South African National Library and Information Consortium
- Nickname: SANLiC
- Predecessor: Coalition of South African Library Consortia (COSALC)
- Formation: June 21, 2011; 15 years ago
- Legal status: Non-Profit Organisation
- Headquarters: 5 Faure Close, Diep River,Cape Town, 7800
- Coordinates: 34°02′41″S 18°27′36″E﻿ / ﻿34.044772°S 18.460017°E
- Official language: English
- Staff: 4
- Website: sanlic.ac.za

= South African National Library and Information Consortium =

South African library cooperative

South African National Library and Information Consortium (SANLiC) is a non-profit consortium of member institutions aimed at negotiating the procurement of, and securing access to information resources on behalf of its members.

== History ==
The Coalition of South African Library Consortia (COSALC), a non-profit organisation, was established in 1999 as a single umbrella organisation to include the various higher education academic library consortia, the National Library of South Africa (NLSA), the Library and Information Association of South Africa (LIASA), and the various research entities. COSALC's primary strategic focus was at national level, in particular, the establishment of a national site-licensing project. The South African Site Licensing Initiative (SASLI) commenced work in May 2002. COSALC was registered formally with the South African Registrar of Companies as a Section 21 (not-for-profit) company in 2003 and received start-up funding from the Open Society Institute.

During the transformation of South Africa's higher education landscape in the early years of the 21st century, COSALC/SASLI played an important role. In accordance with the National plan for higher education, published by the Ministry of Education, the number of higher education institutions was reduced from 35 to 23 in order to remove the imbalances of the past and to bring about greater efficiencies within the system. COSALC/SASLI negotiated the consolidation of multiple subscriptions to electronic information resources to one subscription per merged institution, arranged access for all the sites within the merged institutions at no additional cost and facilitated new collection development policies. This resulted in considerable savings on subscriptions to electronic databases and journals for academic libraries.

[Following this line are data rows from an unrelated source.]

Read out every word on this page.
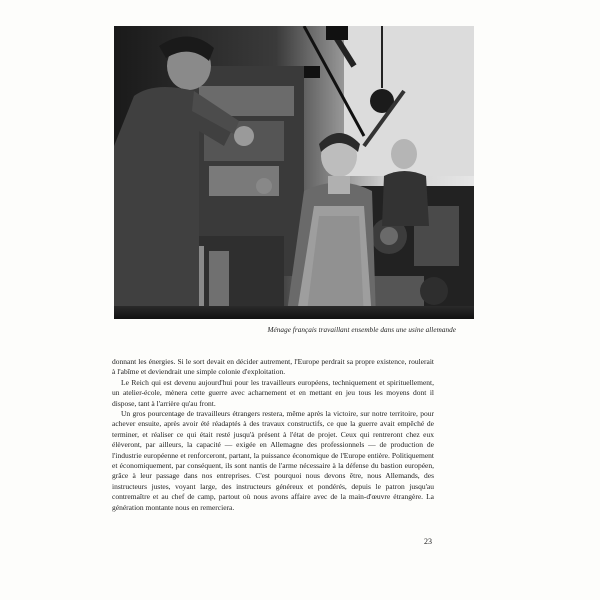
Ménage français travaillant ensemble dans une usine allemande

donnant les énergies. Si le sort devait en décider autrement, l'Europe perdrait sa propre existence, roulerait à l'abîme et deviendrait une simple colonie d'exploitation.

Le Reich qui est devenu aujourd'hui pour les travailleurs européens, techniquement et spirituellement, un atelier-école, mènera cette guerre avec acharnement et en mettant en jeu tous les moyens dont il dispose, tant à l'arrière qu'au front.

Un gros pourcentage de travailleurs étrangers restera, même après la victoire, sur notre territoire, pour achever ensuite, après avoir été réadaptés à des travaux constructifs, ce que la guerre avait empêché de terminer, et réaliser ce qui était resté jusqu'à présent à l'état de projet. Ceux qui rentreront chez eux élèveront, par ailleurs, la capacité — exigée en Allemagne des professionnels — de production de l'industrie européenne et renforceront, partant, la puissance économique de l'Europe entière. Politiquement et économiquement, par conséquent, ils sont nantis de l'arme nécessaire à la défense du bastion européen, grâce à leur passage dans nos entreprises. C'est pourquoi nous devons être, nous Allemands, des instructeurs justes, voyant large, des instructeurs généreux et pondérés, depuis le patron jusqu'au contremaître et au chef de camp, partout où nous avons affaire avec de la main-d'œuvre étrangère. La génération montante nous en remerciera.

23
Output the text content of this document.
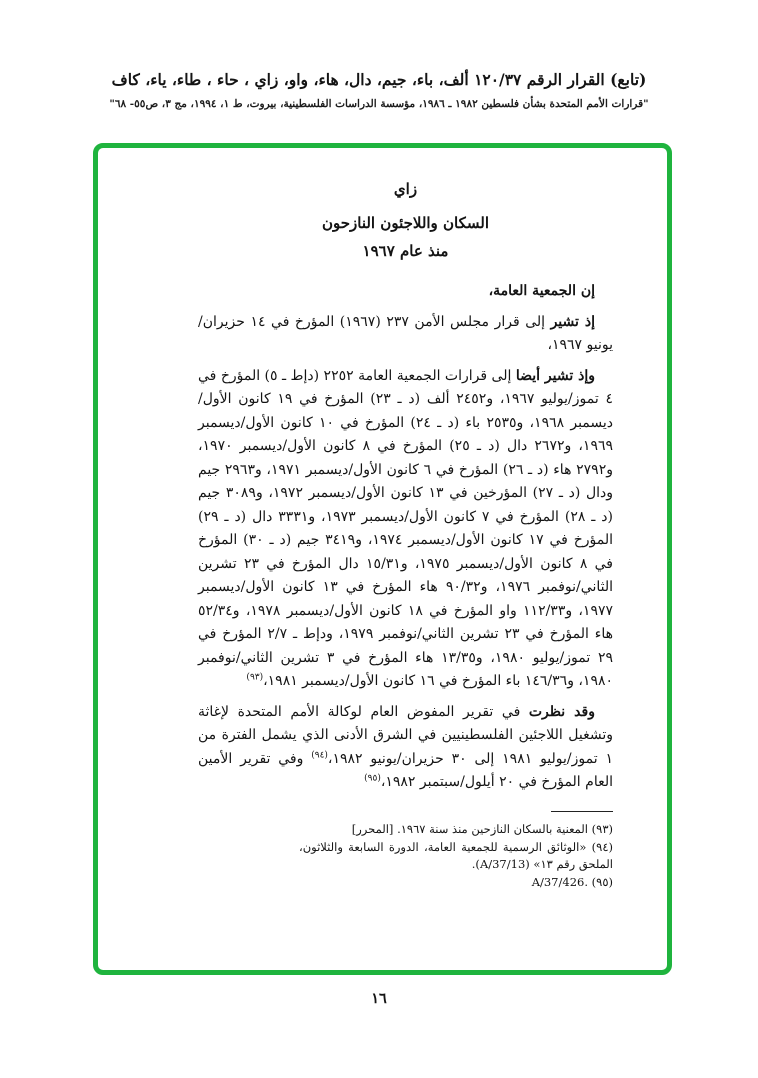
(تابع) القرار الرقم ١٢٠/٣٧ ألف، باء، جيم، دال، هاء، واو، زاي ، حاء ، طاء، ياء، كاف
"قرارات الأمم المتحدة بشأن فلسطين ١٩٨٢ ـ ١٩٨٦، مؤسسة الدراسات الفلسطينية، بيروت، ط ١، ١٩٩٤، مج ٣، ص٥٥- ٦٨"
زاي
السكان واللاجئون النازحون
منذ عام ١٩٦٧
إن الجمعية العامة،
إذ تشير إلى قرار مجلس الأمن ٢٣٧ (١٩٦٧) المؤرخ في ١٤ حزيران/يونيو ١٩٦٧،
وإذ تشير أيضا إلى قرارات الجمعية العامة ٢٢٥٢ (دإط ـ ٥) المؤرخ في ٤ تموز/يوليو ١٩٦٧، و٢٤٥٢ ألف (د ـ ٢٣) المؤرخ في ١٩ كانون الأول/ديسمبر ١٩٦٨، و٢٥٣٥ باء (د ـ ٢٤) المؤرخ في ١٠ كانون الأول/ديسمبر ١٩٦٩، و٢٦٧٢ دال (د ـ ٢٥) المؤرخ في ٨ كانون الأول/ديسمبر ١٩٧٠، و٢٧٩٢ هاء (د ـ ٢٦) المؤرخ في ٦ كانون الأول/ديسمبر ١٩٧١، و٢٩٦٣ جيم ودال (د ـ ٢٧) المؤرخين في ١٣ كانون الأول/ديسمبر ١٩٧٢، و٣٠٨٩ جيم (د ـ ٢٨) المؤرخ في ٧ كانون الأول/ديسمبر ١٩٧٣، و٣٣٣١ دال (د ـ ٢٩) المؤرخ في ١٧ كانون الأول/ديسمبر ١٩٧٤، و٣٤١٩ جيم (د ـ ٣٠) المؤرخ في ٨ كانون الأول/ديسمبر ١٩٧٥، و١٥/٣١ دال المؤرخ في ٢٣ تشرين الثاني/نوفمبر ١٩٧٦، و٩٠/٣٢ هاء المؤرخ في ١٣ كانون الأول/ديسمبر ١٩٧٧، و١١٢/٣٣ واو المؤرخ في ١٨ كانون الأول/ديسمبر ١٩٧٨، و٥٢/٣٤ هاء المؤرخ في ٢٣ تشرين الثاني/نوفمبر ١٩٧٩، ودإط ـ ٢/٧ المؤرخ في ٢٩ تموز/يوليو ١٩٨٠، و١٣/٣٥ هاء المؤرخ في ٣ تشرين الثاني/نوفمبر ١٩٨٠، و١٤٦/٣٦ باء المؤرخ في ١٦ كانون الأول/ديسمبر ١٩٨١،$^{(٩٣)}$
وقد نظرت في تقرير المفوض العام لوكالة الأمم المتحدة لإغاثة وتشغيل اللاجئين الفلسطينيين في الشرق الأدنى الذي يشمل الفترة من ١ تموز/يوليو ١٩٨١ إلى ٣٠ حزيران/يونيو ١٩٨٢،$^{(٩٤)}$ وفي تقرير الأمين العام المؤرخ في ٢٠ أيلول/سبتمبر ١٩٨٢،$^{(٩٥)}$
(٩٣) المعنية بالسكان النازحين منذ سنة ١٩٦٧. [المحرر]
(٩٤) «الوثائق الرسمية للجمعية العامة، الدورة السابعة والثلاثون، الملحق رقم ١٣» (A/37/13).
(٩٥) A/37/426.‎
١٦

At the 2006 Annual General Meeting it was agreed to change the name of the organisation. Following a protracted and tedious legal process, the Coalition of South African Library Consortia (COSALC) became the South African National Library and Information Consortium (SANLiC) on 21 June 2011. The decision to change the name was taken in order to reinforce the organisation's national commitment and to accommodate a more varied membership. Further change in the shape of a complete restructuring of the membership structure followed when a special resolution was taken at a General Meeting held on 12 October 2011. The membership had previously consisted of the regional consortia; in the new membership structure, the individual institutions became the registered members.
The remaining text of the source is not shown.